Mistakes on the Left and Right

 There are moments when I don't know what I despair of the most--the extreme right or the extreme left. Each side, IMO, did things that made them look stupid yesterday.

On the right, the U.S. Conference of Catholic Bishops (spurred by a pronouncement from the Archbishop of New Orleans) "urged Catholics to avoid taking the Johnson & Johnson coronavirus vaccine and to choose alternatives from Pfizer or Moderna instead because Johnson & Johnson used cells derived decades ago from an abortion to create the vaccine." It called the J&J vaccine "morally compromised". (https://www.washingtonpost.com/nation/2021/03/02/archdiocese-new-orleans-johnson-vaccine/) Yes, indeed, your eminences, the death of an unborn child decades ago is more important spiritually than the health and possible death of your congregants in the here and now.

On the left, after urging from a study in 2019, Dr.
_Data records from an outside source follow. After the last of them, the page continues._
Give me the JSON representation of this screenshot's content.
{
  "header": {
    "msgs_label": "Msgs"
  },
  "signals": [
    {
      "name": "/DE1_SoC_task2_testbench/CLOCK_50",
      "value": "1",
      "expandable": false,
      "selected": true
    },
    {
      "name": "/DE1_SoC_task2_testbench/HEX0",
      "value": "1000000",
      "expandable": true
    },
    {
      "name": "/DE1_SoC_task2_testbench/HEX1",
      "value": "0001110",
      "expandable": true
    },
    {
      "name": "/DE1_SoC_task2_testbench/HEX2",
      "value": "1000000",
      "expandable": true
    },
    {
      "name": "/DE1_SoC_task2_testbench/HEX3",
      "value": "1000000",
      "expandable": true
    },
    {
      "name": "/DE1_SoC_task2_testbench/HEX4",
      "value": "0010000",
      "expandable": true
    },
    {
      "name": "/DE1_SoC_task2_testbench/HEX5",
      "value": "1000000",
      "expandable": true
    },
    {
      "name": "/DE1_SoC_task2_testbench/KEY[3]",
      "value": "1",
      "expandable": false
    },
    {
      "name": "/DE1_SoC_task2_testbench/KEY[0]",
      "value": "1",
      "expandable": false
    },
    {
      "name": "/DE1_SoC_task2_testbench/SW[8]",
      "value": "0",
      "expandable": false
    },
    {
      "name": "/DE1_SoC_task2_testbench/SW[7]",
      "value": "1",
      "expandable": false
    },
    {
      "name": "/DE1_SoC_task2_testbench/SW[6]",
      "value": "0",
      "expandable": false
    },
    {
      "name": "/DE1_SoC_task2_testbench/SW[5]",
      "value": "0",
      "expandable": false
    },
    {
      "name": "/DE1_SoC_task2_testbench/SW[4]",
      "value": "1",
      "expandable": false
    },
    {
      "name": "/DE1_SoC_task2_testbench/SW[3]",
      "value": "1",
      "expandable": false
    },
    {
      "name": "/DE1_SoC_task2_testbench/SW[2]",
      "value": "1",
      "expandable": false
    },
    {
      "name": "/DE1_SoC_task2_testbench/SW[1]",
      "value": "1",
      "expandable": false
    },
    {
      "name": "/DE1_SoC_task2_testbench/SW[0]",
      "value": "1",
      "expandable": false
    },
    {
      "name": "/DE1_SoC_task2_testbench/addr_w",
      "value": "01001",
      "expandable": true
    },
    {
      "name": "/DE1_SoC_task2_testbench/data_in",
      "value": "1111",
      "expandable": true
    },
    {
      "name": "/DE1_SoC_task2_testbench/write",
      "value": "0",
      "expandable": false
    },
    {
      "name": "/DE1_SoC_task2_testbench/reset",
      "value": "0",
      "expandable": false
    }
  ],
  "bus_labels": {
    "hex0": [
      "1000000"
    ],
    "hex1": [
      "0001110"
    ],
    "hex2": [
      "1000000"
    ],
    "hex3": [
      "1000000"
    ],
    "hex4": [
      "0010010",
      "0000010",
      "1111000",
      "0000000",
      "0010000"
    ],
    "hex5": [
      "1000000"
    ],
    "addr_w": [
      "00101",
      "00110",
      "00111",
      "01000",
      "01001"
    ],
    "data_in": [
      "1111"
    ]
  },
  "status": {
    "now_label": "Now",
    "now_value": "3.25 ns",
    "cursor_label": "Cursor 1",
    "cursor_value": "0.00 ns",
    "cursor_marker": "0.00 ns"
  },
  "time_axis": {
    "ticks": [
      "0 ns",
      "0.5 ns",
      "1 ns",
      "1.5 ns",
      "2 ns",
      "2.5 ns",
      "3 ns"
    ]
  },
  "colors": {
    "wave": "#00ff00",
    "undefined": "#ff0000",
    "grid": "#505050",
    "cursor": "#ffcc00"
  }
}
Seuss Enterprises has decided to cease publication of six of the children's author's works, on the basis that "portray people in ways that are hurtful and wrong." The six titles in question are And to Think That I Saw It on Mulberry Street, If I Ran the Zoo, McElligot's Pool, On Beyond Zebra!, Scrambled Eggs Super!, and The Cat's Quizzer.  (https://www.cnn.com/2021/03/02/us/dr-seuss-books-cease-publication-trnd/index.html) On looking at the things that were considered in these books, I don't disagree that they are inappropriate by modern standards, but I do disagree with the steps taken. Why not simply publish new editions with the kind of "disclaimers" that companies like Disney and Warner Bros. have placed on some of their older material--that these works represent cultural standards of their time and should be viewed in that context?

In each case, again IMO, the authorities in question simply make themselves look foolish and hidebound.